You may live by the motto, “outta sight, outta mind,” but don’t apply that line of thinking when it comes to your assets. This is particularly true when accounting for foreign assets in your estate plan.
Double taxation risk
If you’re a U.S. citizen, you’re subject to federal gift and estate taxes on all of your worldwide assets, regardless of where you live or where your assets are located. So, if you own assets in other countries, there’s a risk of double taxation if the assets are subject to estate, inheritance or other death taxes in those countries. You may be entitled to a foreign death tax credit against your U.S. gift or estate tax liability — particularly in countries that have tax treaties with the United States — but in some cases those credits aren’t available.
Keep in mind that you’re considered a U.S. citizen if 1) you were born here, even if your parents have never been U.S. citizens and regardless of where you currently reside (unless you’ve renounced your citizenship), or 2) you were born outside the United States but at least one of your parents was a U.S. citizen at the time.
Even if you’re not a U.S. citizen, you may be subject to U.S. gift and estate taxes on your worldwide assets if you’re domiciled in the United States. Domicile is a somewhat subjective concept, but essentially it means you reside in a place with an intent to stay indefinitely and to always return when you’re away. Once the United States becomes your domicile, its gift and estate taxes apply to your assets outside the United States (even if you leave the country), unless you take steps to change your domicile.
Consider drafting more than one will
To ensure that your foreign assets are distributed according to your wishes, your will must be drafted and executed in a manner that will be accepted in the United States as well as in countries where your assets are located. Often, it’s possible to prepare a single will that meets the requirements of each jurisdiction, but it may be preferable to have separate wills for foreign assets. One advantage of doing so is that separate wills, written in the foreign country’s language (if not English) can help streamline the probate process.
If you prepare two or more wills, work with local counsel in each foreign jurisdiction to ensure that they meet each country’s requirements. And it’s important for your U.S. and foreign advisors to coordinate their efforts to ensure that one will doesn’t nullify the others.
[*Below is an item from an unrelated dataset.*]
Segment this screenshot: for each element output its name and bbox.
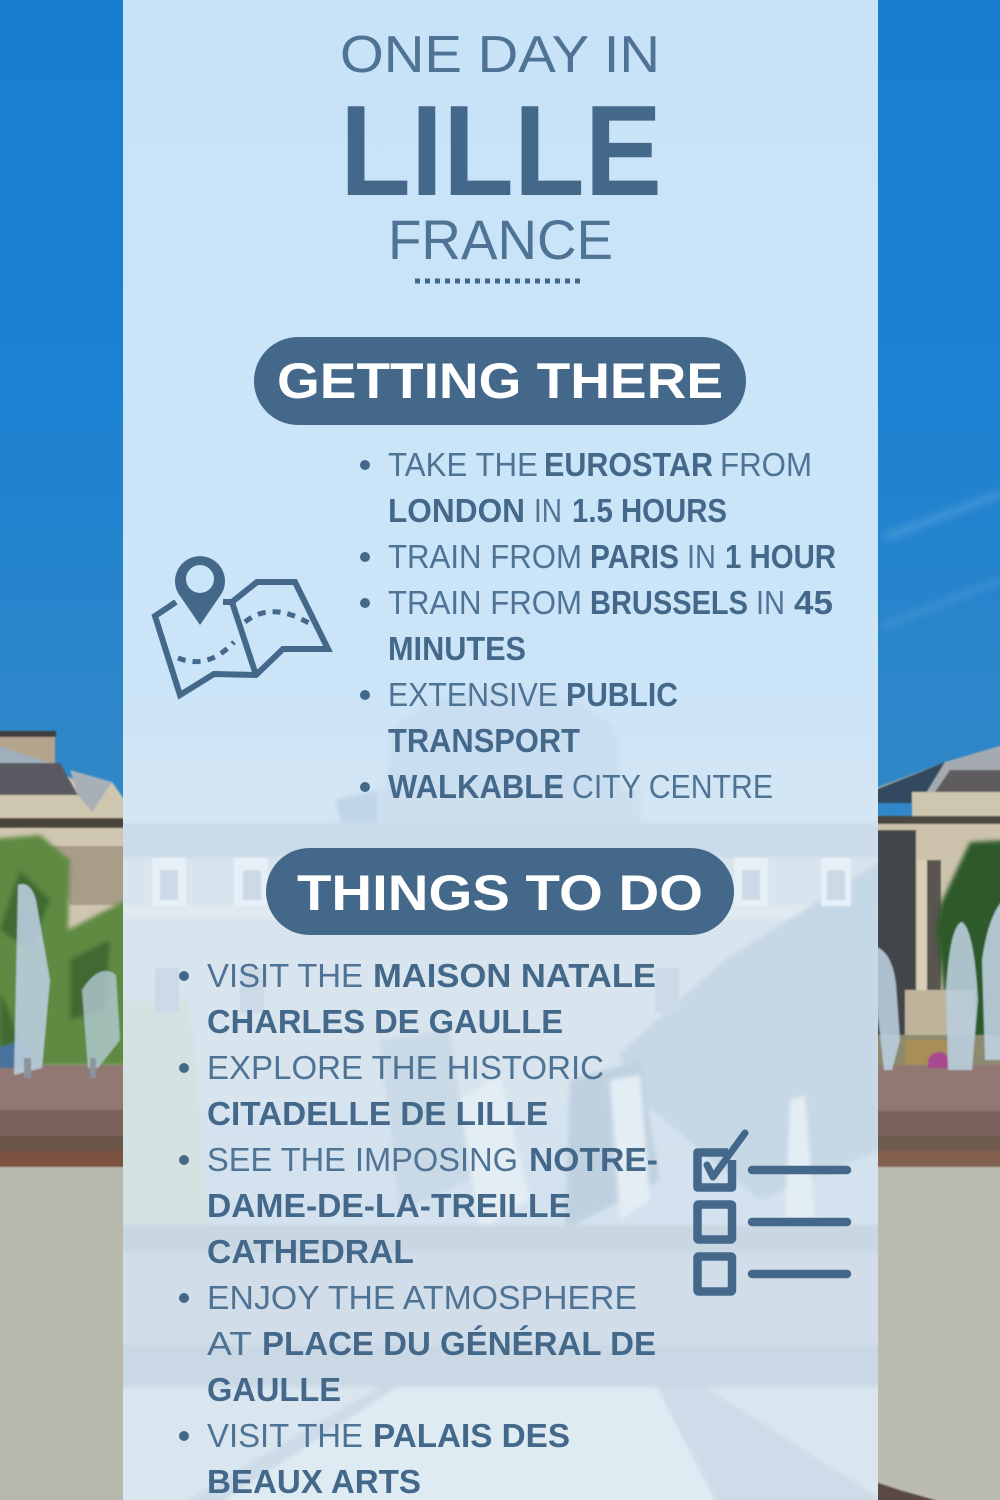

Also, keep in mind that some countries have forced heirship or similar laws that can override the terms of your will.
Beware transferring foreign assets to a trust
A typical U.S. estate plan uses one or more trusts for a variety of purposes, including tax planning, asset management and asset protection. And it’s common for U.S. wills to provide for all assets to be transferred to a trust.
Be aware, however, that many countries don’t recognize trusts. So, if your estate plan transfers foreign assets to a trust, there could be unwelcome consequences, including higher foreign taxes or even obstacles to transferring the assets as intended.
Turn to the professionals
Accounting for all of your assets — especially any foreign assets — in your estate plan is important. Thus, planning is best left to the professionals. Your estate planning advisor can help structure ownership of any foreign assets according to the laws of the United States and the country where they’re located.